“Se si giudica un pesce dalla sua abilità di arrampicarsi sugli alberi, lui passerà tutta la sua vita a credersi stupido”

La Fiorentina di Corvino, Della Valle e Pioli ci aveva creduto. Giovanni Pablo Simeone nella sua stagione a Genova palesa indubbie qualità, un potenziale importante per un ragazzo classe 1995 che in campo si è scelto un ruolo di grande responsabilità e che a Firenze arriva portando con sé fame e carattere: il bagaglio giusto per crescere, per sognare e per far sognare, per permettere a chi ti sostiene di non pensare più a chi è partito. E’ l’estate del 2017 e con un colpevole ritardo sulla preparazione della stagione (le estenuanti trattative di Corvino…), arriva a Firenze un nuovo numero 9.

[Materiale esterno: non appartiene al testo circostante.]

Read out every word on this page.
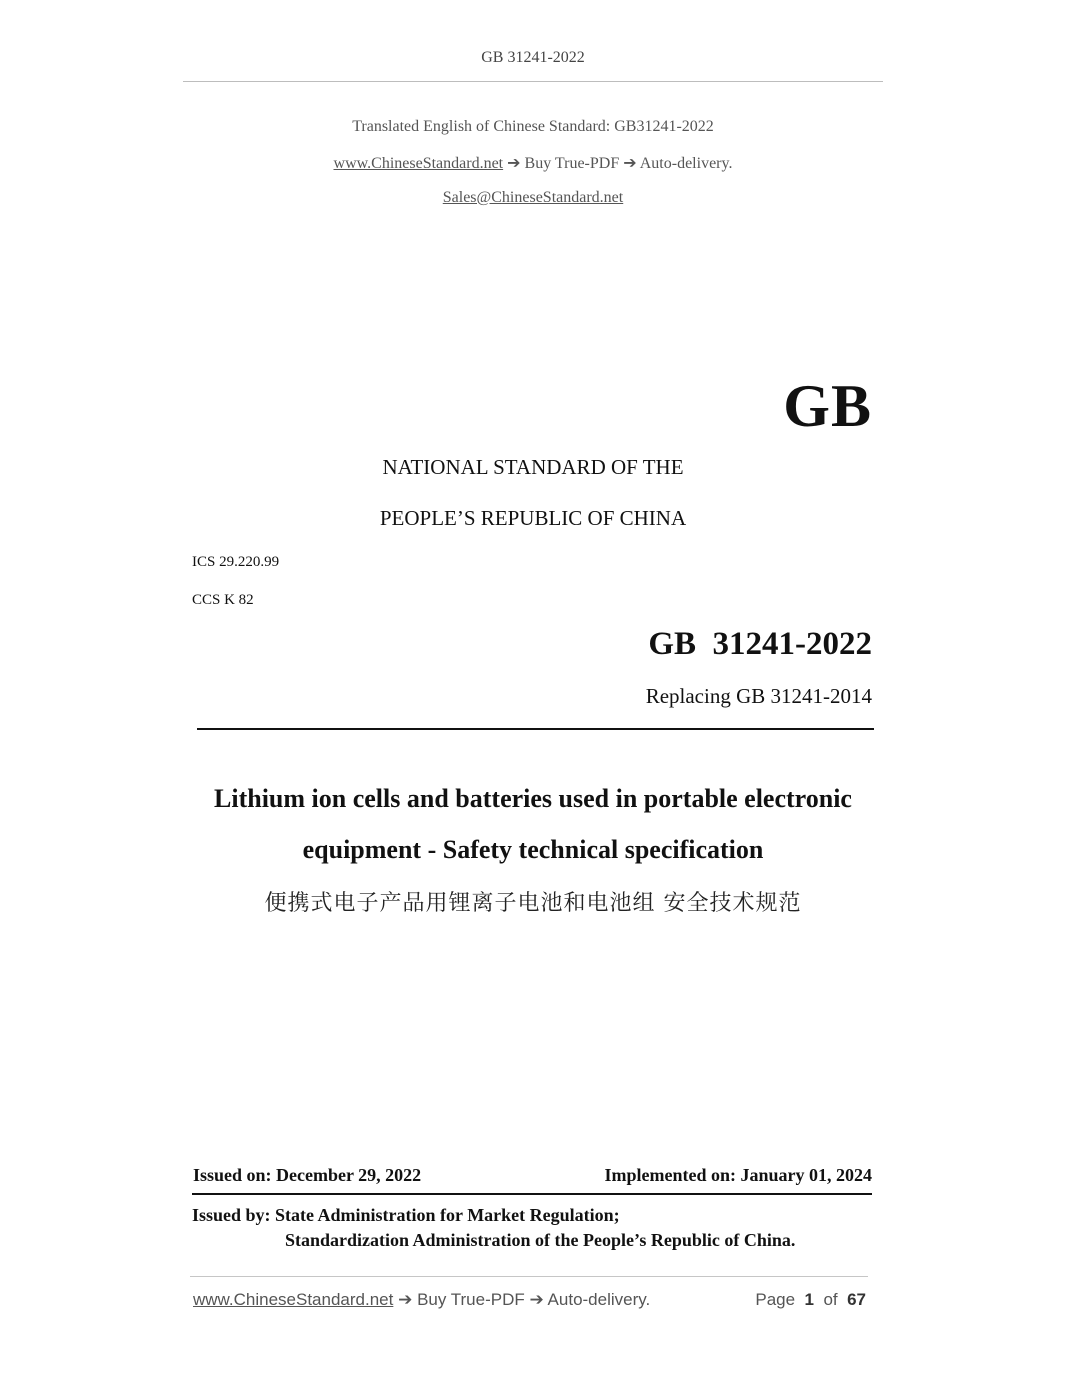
GB 31241-2022
Translated English of Chinese Standard: GB31241-2022
www.ChineseStandard.net ➔ Buy True-PDF ➔ Auto-delivery.
Sales@ChineseStandard.net
GB
NATIONAL STANDARD OF THE
PEOPLE’S REPUBLIC OF CHINA
ICS 29.220.99
CCS K 82
GB  31241-2022
Replacing GB 31241-2014
Lithium ion cells and batteries used in portable electronic
equipment - Safety technical specification
便携式电子产品用锂离子电池和电池组 安全技术规范
Issued on: December 29, 2022	Implemented on: January 01, 2024
Issued by: State Administration for Market Regulation;
Standardization Administration of the People’s Republic of China.
www.ChineseStandard.net ➔ Buy True-PDF ➔ Auto-delivery.	Page 1 of 67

E’ argentino. L’eredità più pesante a Firenze. Coltiva la cultura del lavoro Simeone, è forgiato di grinta e determinazione, non fa niente senza metterci impegno e così succede che quando i goal non arrivano si abbia “poco fiato” per rispondere alle critiche.

Che nel destino di Giovanni Simeone ci sarebbe stato il calcio non era scontato: avere in famiglia un talento come il padre Diego, grande centrocampista, grandissimo allenatore, è di per sé già una rarità. Ma che nella sua storia ci sarebbero stati i goal, è forse la variabile più inaspettata: in campo il ruolo di Giovanni è lontano, o meglio dire, avanzato, rispetto a quello del padre che però tatticamente e tecnicamente lo influenza moltissimo. Simeone rappresenta il prototipo perfetto di attaccante che il Cholo ricerca nel suo Atletico, un giocatore generoso e guerriero, un attaccante capace di far sentire sempre il peso della sua personalità. Ma in quella Fiorentina servono i goal….

Hanno sbagliato tutti con Simeone, ha sbagliato anche lui stesso. Snaturarsi in quel che si ama fare, in ciò che siamo bravi a fare non è e non sarà mai una tattica che nel calcio paga. Aver chiesto a Simeone di diventare un “puntero” di assumerne i movimenti e i tempi oltre che inutile era certamente dannoso per il giocatore che inevitabilmente ne usciva frustrato e per la Fiorentina che continuava ad attendere valanghe di goal dall’uomo sbagliato, procrastinando sulla risoluzione di un problema che di fatto non era irreversibile se affrontato in altro modo. 

Simeone è stato e rimane un giocatore del quale avere stima. Non è un attaccante atipico, non è “sbagliato”, ma errato è il ruolo in cui lo si voleva inquadrare a tutti i costi, chiedendogli di non  mettersi così tanto a  disposizione dei compagni, portandolo a pensare che la generosità non sia ripagata sempre con altrettanta generosità, che la sua voglia di correre e di svariare per il campo lo avrebbero portato soltanto a perdere lucidità sotto porta.

Nel momento in cui Simeone e Firenze si sono fatti condizionare dalle realizzazioni è di fatto finita.

In occasione della presentazione del docu-film “El numero nueve”, Gabriel Omar Batistuta ha raccontato come a quel talento di cui lui sentiva essere deficitario avesse negli anni provato ad affiancare tattica e visione di gioco oltre che tanto esercizio tecnico:non solo voleva arrivare davanti alla porta con la certezza di sfondarla, voleva essere certo di fare sempre la scelta giusta. Il goal come obiettivo, come unica conseguenza del lavoro costante e continuo portato avanti praticamente da sempre. Ci vogliono qualità, carisma e DNA per diventare un riferimento del genere, non si diventa Batistuta con un unica stagione in doppia cifra, così come non si diventa Simeone soltanto con generosità e voglia. Ci vogliono qualità importanti per essere quel tipo di giocatore che oggi, nella squadra di Maran svolge un ruolo di fondamentale importanza per tutto il reparto offensivo. Pensa al goal Simeone, ma anche a chi goal potrà farlo. E’ libero di essere il giocatore che vuole e rimanere federe al modello di attaccante che lo rispecchia e che forse, se accettato per caratteristiche e potenzialità, avrebbe potuto continuare la sua carriera a Firenze ancora a lungo.